Watch: U.S.-Trained Afghan Air Force Drops Laser-Guided Bomb on Taliban for First Time

A U.S. Air Force F-15E Strike eagle in-flight over Afghanistan on Oct. 7 2008. (AP Photo/Aaron Allmon)
AP Photo/Aaron Allmon

The U.S.-trained Afghan Air Force (AAF) pulverized a Taliban compound with a laser-guided bomb, marking the first time the nascent military branch drops such a munition during combat, announced the U.S.-NATO mission in Afghanistan.

A video published by the U.S.-NATO mission in Afghanistan—Resolute Support—shows that “the drop resulted in a direct hit along the route of a major Afghan National Army clearing operation … the AAF used the laser-guided technology because of the target’s close proximity to civilians,” notes the international coalition in a statement.

The operation also assisted Afghan soldiers in demolishing equipment that Taliban terrorists had stolen, Voice of America (VOA) reports.

Brig Gen. Phillip A. Stewart, the head of the U.S-NATO Train Advise, Assist Command-Air (TAAC), noted:

The Afghan pilots have learned their trade during combat, and our advisors have expanded their skills in a deliberate step by step approach increasing the Afghan Air Force capability and this recent laser-guided bomb strike is an example of the success of the AAF and TAAC-Air’s efforts. The Afghan pilots do their jobs very well, and they can do it in any part of the country.
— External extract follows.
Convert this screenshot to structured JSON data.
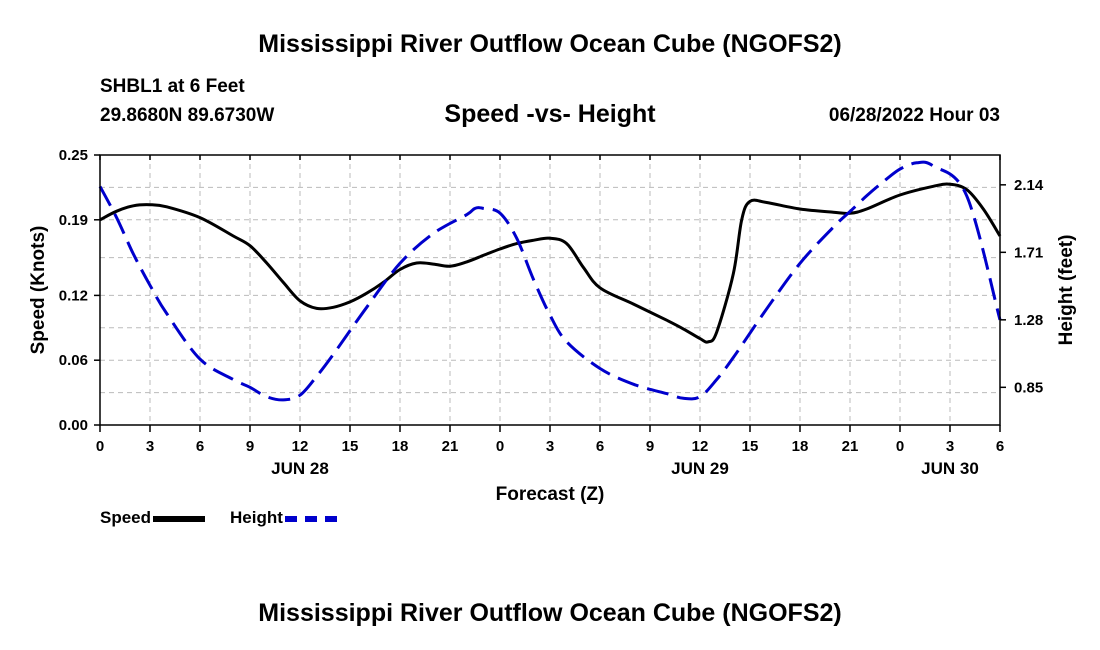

AAF pilots gained the capability to carry out airstrikes over two years ago and completed training to employ laser-guided bombs only three months ago.

Currently, the 8,000-strong Afghan air force reportedly flies around 100 sorties daily, of which ten percent are strikes. The AAF has 129 aircraft in its arsenal.

The AAF is expected to “grow to a force of 11,000” while “the fleet is expected to triple in size” under Afghan President Ashraf Ghani, the international coalition notes.

AAF is a component of the Afghan National Defense and Security Forces (ANDSF) that is essential for the Afghan military to operate independently of U.S. forces.

The U.S.-NATO mission points out:

The ability to conduct laser-guided strikes is part of Resolute Support’s plan to develop a professional, capable, and sustainable AAF, giving the country a lethal advantage over the enemy. While the AAF has the ability to employ laser-guided munitions in combat, they won’t always use this technology. The AAF is able to successfully strike within ten meters of a target without laser guidance

AAF personnel carried out the March 22 operation that employed laser-guided bombs against the Taliban in Afghanistan’s western Farah province located along the country’s border with Iran, “with minimal advisor input,” the U.S.-NATO mission reports.

In December 2017, U.S. Air Force Brig. Gen. Lance Bunch, the director of future operations for Resolute Support, declared:

Key pieces that you’re seeing is that the Afghan Air Force itself, one of the more lethal organizations they have, and one that we’re looking to triple in size by 2023, is conducting significantly more air operations in direct support of the ANDSF on the battlefield, to the tune of 500 more sorties this year than they did the year before.

Throughout 2017, the ANDSF, which also includes police units, carried out combat operations with the “lowest level of support from the coalition forces” in the nearly 17-year-old war “showing they are, in fact, leading the fight and we are there to advise and enable them,” noted Bunch.

Despite the billions of American taxpayer funds invested in developing the Afghan troops over the duration of the ongoing war, the forces continue to rely on U.S. support and suffer from capability lapses.

Of the nearly $122 billion the United States has spent on nation-building efforts since 2001, about $75 billion (60 percent) has gone to developing the ANDSF, reports the U.S. Special Inspector General for Afghanistan Reconstruction (SIGAR), a watchdog agency.

VOA notes:

Battlefield activities are due to increase with the advent of spring in Afghanistan. U.S. military commanders anticipate Afghan ground and air forces will do a better job in the coming fighting season while battling the Taliban, who control or contest about 45 percent of the country.

“The Afghan government, backed by the international community, also has renewed its efforts to find a negotiated end to the war and recently offered unconditional peace talks to the Taliban,” it adds. “The Taliban, however, have seemingly ignored the overture, raising fears of another bloody year in the 17-year-old war.”